String Interpolation
string name = "Alice";
int age = 30;
// Basic interpolation
string message = $"Hello, {name}! You are {age} years old.";
// With formatting
decimal price = 19.99m;
string formatted = $"Price: {price:C2}"; // Price: $19.99
DateTime date = DateTime.Now;
string dateStr = $"Date: {date:yyyy-MM-dd}";
// Alignment
string aligned = $"|{name,-10}|{age,5}|"; // |Alice | 30|
// Expressions
string expr = $"Next year: {age + 1}";
string conditional = $"Status: {(age >= 18 ? "Adult" : "Minor")}";
// Raw interpolation for JSON (C# 11)
string jsonTemplate = $$"""
{
"name": "",
"age":
}
""";
String Comparison
Choosing the Right String Comparison
- For identifiers, paths, keys: Use
OrdinalorOrdinalIgnoreCase(fastest) - For user-facing text: Use
CurrentCulture - For persisted data: Use
InvariantCulture
Comparison Types
string a = "hello";
string b = "Hello";
// Ordinal (byte-by-byte) - fastest, case-sensitive
bool ordinal = string.Equals(a, b, StringComparison.Ordinal); // false
// OrdinalIgnoreCase - fast, case-insensitive
bool ordinalIgnore = string.Equals(a, b, StringComparison.OrdinalIgnoreCase); // true
// CurrentCulture - culture-aware
bool culture = string.Equals(a, b, StringComparison.CurrentCulture);
// InvariantCulture - consistent across cultures
bool invariant = string.Equals(a, b, StringComparison.InvariantCultureIgnoreCase);
Comparison Methods
// Equality
bool equal = string.Equals(a, b, StringComparison.OrdinalIgnoreCase);
bool opEqual = a == b; // Uses Ordinal
// Comparison (for sorting)
int result = string.Compare(a, b, StringComparison.OrdinalIgnoreCase);
// < 0: a before b, = 0: equal, > 0: a after b
// Contains, StartsWith, EndsWith
bool contains = a.Contains("ell", StringComparison.OrdinalIgnoreCase);
bool starts = a.StartsWith("he", StringComparison.OrdinalIgnoreCase);
bool ends = a.EndsWith("lo", StringComparison.OrdinalIgnoreCase);
String Manipulation
Basic Operations
string text = " Hello, World! ";
// Case conversion
string upper = text.ToUpper(); // " HELLO, WORLD! "

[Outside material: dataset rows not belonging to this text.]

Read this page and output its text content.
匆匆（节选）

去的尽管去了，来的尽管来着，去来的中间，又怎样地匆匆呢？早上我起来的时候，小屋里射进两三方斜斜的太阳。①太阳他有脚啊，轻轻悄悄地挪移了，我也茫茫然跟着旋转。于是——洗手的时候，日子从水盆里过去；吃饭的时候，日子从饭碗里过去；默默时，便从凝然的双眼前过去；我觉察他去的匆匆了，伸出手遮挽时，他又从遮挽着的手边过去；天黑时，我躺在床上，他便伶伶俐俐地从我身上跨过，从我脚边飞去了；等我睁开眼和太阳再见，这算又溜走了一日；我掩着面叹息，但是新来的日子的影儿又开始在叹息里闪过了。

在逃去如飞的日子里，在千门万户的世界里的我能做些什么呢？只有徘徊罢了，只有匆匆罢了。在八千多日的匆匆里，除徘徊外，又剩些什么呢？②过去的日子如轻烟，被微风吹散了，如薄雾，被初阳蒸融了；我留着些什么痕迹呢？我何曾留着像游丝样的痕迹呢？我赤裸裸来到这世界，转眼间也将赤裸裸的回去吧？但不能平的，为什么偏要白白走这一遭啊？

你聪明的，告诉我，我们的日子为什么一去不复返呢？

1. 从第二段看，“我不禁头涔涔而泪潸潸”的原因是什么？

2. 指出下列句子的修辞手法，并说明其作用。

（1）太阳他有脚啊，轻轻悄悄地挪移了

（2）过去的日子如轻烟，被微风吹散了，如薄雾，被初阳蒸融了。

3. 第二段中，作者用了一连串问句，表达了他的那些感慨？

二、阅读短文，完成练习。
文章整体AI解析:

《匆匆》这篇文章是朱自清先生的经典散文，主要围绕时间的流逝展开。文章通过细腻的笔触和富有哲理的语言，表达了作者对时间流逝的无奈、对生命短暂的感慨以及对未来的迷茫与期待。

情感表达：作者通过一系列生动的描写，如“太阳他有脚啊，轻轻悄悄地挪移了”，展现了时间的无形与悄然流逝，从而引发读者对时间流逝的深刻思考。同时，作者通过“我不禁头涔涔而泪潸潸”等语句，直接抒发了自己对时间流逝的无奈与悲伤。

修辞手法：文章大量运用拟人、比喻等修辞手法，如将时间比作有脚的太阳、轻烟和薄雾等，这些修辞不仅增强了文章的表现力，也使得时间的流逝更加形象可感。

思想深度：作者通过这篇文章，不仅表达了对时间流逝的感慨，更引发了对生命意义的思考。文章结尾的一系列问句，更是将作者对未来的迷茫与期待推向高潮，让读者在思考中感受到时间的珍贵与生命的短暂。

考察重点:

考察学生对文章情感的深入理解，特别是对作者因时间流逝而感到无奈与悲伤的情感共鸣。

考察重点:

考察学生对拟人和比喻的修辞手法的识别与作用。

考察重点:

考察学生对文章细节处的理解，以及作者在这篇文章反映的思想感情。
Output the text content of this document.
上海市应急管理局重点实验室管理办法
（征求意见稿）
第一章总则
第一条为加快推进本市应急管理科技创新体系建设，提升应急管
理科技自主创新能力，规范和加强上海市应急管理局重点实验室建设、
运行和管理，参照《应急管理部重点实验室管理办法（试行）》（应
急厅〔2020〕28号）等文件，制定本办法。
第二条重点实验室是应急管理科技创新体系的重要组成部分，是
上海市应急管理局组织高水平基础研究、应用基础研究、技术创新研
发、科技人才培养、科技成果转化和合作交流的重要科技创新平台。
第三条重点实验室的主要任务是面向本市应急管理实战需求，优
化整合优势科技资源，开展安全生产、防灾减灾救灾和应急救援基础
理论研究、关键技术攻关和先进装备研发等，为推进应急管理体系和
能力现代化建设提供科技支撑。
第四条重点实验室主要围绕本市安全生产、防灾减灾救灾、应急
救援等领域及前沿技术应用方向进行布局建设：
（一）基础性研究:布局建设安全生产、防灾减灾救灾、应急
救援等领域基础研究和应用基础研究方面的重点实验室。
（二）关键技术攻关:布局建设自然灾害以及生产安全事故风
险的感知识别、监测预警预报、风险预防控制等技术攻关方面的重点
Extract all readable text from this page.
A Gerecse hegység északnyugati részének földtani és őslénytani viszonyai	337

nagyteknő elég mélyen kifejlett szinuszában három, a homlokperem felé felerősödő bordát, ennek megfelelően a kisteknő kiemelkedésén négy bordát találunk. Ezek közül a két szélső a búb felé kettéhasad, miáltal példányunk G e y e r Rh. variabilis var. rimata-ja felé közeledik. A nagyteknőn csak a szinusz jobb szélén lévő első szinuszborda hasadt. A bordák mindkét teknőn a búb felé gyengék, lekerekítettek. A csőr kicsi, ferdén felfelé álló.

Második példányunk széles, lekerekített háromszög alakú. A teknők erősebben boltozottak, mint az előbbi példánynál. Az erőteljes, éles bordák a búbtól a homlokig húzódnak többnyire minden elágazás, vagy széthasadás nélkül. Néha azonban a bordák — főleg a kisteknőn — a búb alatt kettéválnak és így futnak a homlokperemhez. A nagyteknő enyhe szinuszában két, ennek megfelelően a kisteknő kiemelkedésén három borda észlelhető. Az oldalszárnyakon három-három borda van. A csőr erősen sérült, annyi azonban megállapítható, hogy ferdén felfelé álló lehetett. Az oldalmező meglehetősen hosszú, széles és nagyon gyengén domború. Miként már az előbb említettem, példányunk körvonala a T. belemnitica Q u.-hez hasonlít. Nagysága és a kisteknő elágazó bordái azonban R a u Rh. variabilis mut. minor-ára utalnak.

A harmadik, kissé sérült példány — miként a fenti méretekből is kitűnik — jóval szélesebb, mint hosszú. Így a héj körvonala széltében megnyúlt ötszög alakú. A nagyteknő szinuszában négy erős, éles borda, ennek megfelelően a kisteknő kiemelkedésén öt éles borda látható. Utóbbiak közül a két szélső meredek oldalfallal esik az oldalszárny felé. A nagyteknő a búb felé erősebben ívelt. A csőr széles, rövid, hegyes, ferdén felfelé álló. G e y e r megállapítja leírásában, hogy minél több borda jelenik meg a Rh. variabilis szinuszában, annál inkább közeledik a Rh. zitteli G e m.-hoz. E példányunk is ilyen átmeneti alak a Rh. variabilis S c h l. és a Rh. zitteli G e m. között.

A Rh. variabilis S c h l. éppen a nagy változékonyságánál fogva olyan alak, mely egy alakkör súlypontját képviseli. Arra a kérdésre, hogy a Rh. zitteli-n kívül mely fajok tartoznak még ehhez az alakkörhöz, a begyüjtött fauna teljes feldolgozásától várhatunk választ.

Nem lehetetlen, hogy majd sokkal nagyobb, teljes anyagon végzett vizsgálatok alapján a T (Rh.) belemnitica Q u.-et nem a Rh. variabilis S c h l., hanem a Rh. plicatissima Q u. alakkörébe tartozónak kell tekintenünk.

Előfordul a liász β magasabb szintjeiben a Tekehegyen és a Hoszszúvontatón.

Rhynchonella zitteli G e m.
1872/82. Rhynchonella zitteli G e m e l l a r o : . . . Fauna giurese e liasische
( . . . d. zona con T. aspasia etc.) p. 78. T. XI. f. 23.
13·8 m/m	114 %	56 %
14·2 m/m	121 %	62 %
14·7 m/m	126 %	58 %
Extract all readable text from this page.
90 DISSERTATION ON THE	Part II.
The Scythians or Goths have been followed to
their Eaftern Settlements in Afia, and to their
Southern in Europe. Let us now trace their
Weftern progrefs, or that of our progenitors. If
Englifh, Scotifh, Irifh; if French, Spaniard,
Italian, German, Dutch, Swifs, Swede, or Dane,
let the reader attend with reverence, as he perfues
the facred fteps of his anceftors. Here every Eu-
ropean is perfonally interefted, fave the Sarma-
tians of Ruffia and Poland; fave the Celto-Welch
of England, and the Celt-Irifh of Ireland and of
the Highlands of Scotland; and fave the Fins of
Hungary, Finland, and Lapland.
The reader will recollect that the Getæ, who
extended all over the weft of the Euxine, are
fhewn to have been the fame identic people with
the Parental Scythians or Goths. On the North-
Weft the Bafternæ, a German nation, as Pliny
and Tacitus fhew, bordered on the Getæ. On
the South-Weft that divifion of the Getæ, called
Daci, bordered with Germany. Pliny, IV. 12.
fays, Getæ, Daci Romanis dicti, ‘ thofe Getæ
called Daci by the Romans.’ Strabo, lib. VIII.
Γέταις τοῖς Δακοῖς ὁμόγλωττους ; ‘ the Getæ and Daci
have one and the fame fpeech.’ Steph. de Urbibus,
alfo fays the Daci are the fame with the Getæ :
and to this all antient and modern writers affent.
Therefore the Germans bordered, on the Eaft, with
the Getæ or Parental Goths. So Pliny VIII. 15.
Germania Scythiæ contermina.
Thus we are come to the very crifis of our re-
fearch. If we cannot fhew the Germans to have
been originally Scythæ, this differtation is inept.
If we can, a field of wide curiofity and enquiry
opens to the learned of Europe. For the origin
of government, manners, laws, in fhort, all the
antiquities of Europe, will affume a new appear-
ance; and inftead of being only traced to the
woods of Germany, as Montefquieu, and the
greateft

string lower = text.ToLower(); // " hello, world! "
string upperInvariant = text.ToUpperInvariant(); // Culture-independent
// Trimming
string trimmed = text.Trim(); // "Hello, World!"
string trimStart = text.TrimStart(); // "Hello, World! "
string trimEnd = text.TrimEnd(); // " Hello, World!"
string trimChars = "###Hello###".Trim('#'); // "Hello"
// Padding
string padLeft = "42".PadLeft(5, '0'); // "00042"
string padRight = "Hi".PadRight(5); // "Hi "
// Substring
string sub = "Hello, World!".Substring(7, 5); // "World"
string fromIndex = "Hello, World!"[7..]; // "World!" (range)
// Replace
string replaced = text.Replace("World", "Universe");
string charReplace = text.Replace(',', ';');
Splitting and Joining
// Split
string csv = "apple,banana,cherry";
string[] parts = csv.Split(','); // ["apple", "banana", "cherry"]
// Split with options
string spaced = "a b c";
string[] noEmpty = spaced.Split(' ', StringSplitOptions.RemoveEmptyEntries);
// ["a", "b", "c"]
// Split with multiple separators
string mixed = "a,b;c|d";
string[] mixedParts = mixed.Split(new[] { ',', ';', '|' });
// Split with limit
string limited = "a,b,c,d,e".Split(',', 3); // ["a", "b", "c,d,e"]
// Join
string joined = string.Join(", ", parts); // "apple, banana, cherry"
string joinedArray = string.Join("-", new[] { 1, 2, 3 }); // "1-2-3"
// Concat
string concat = string.Concat("Hello", " ", "World");
string concatArray = string.Concat(new[] { "a", "b", "c" }); // "abc"
Searching
string text = "Hello, World! Hello again!";
// Index of
int index = text.IndexOf("Hello"); // 0
int lastIndex = text.LastIndexOf("Hello"); // 14
int indexIgnoreCase = text.IndexOf("hello", StringComparison.OrdinalIgnoreCase);
// Index of any
int anyIndex = text.IndexOfAny(new[] { 'o', 'e' }); // 1
// Contains
bool contains = text.Contains("World");
bool containsIgnoreCase = text.Contains("world", StringComparison.OrdinalIgnoreCase);
StringBuilder
For building strings incrementally, especially in loops.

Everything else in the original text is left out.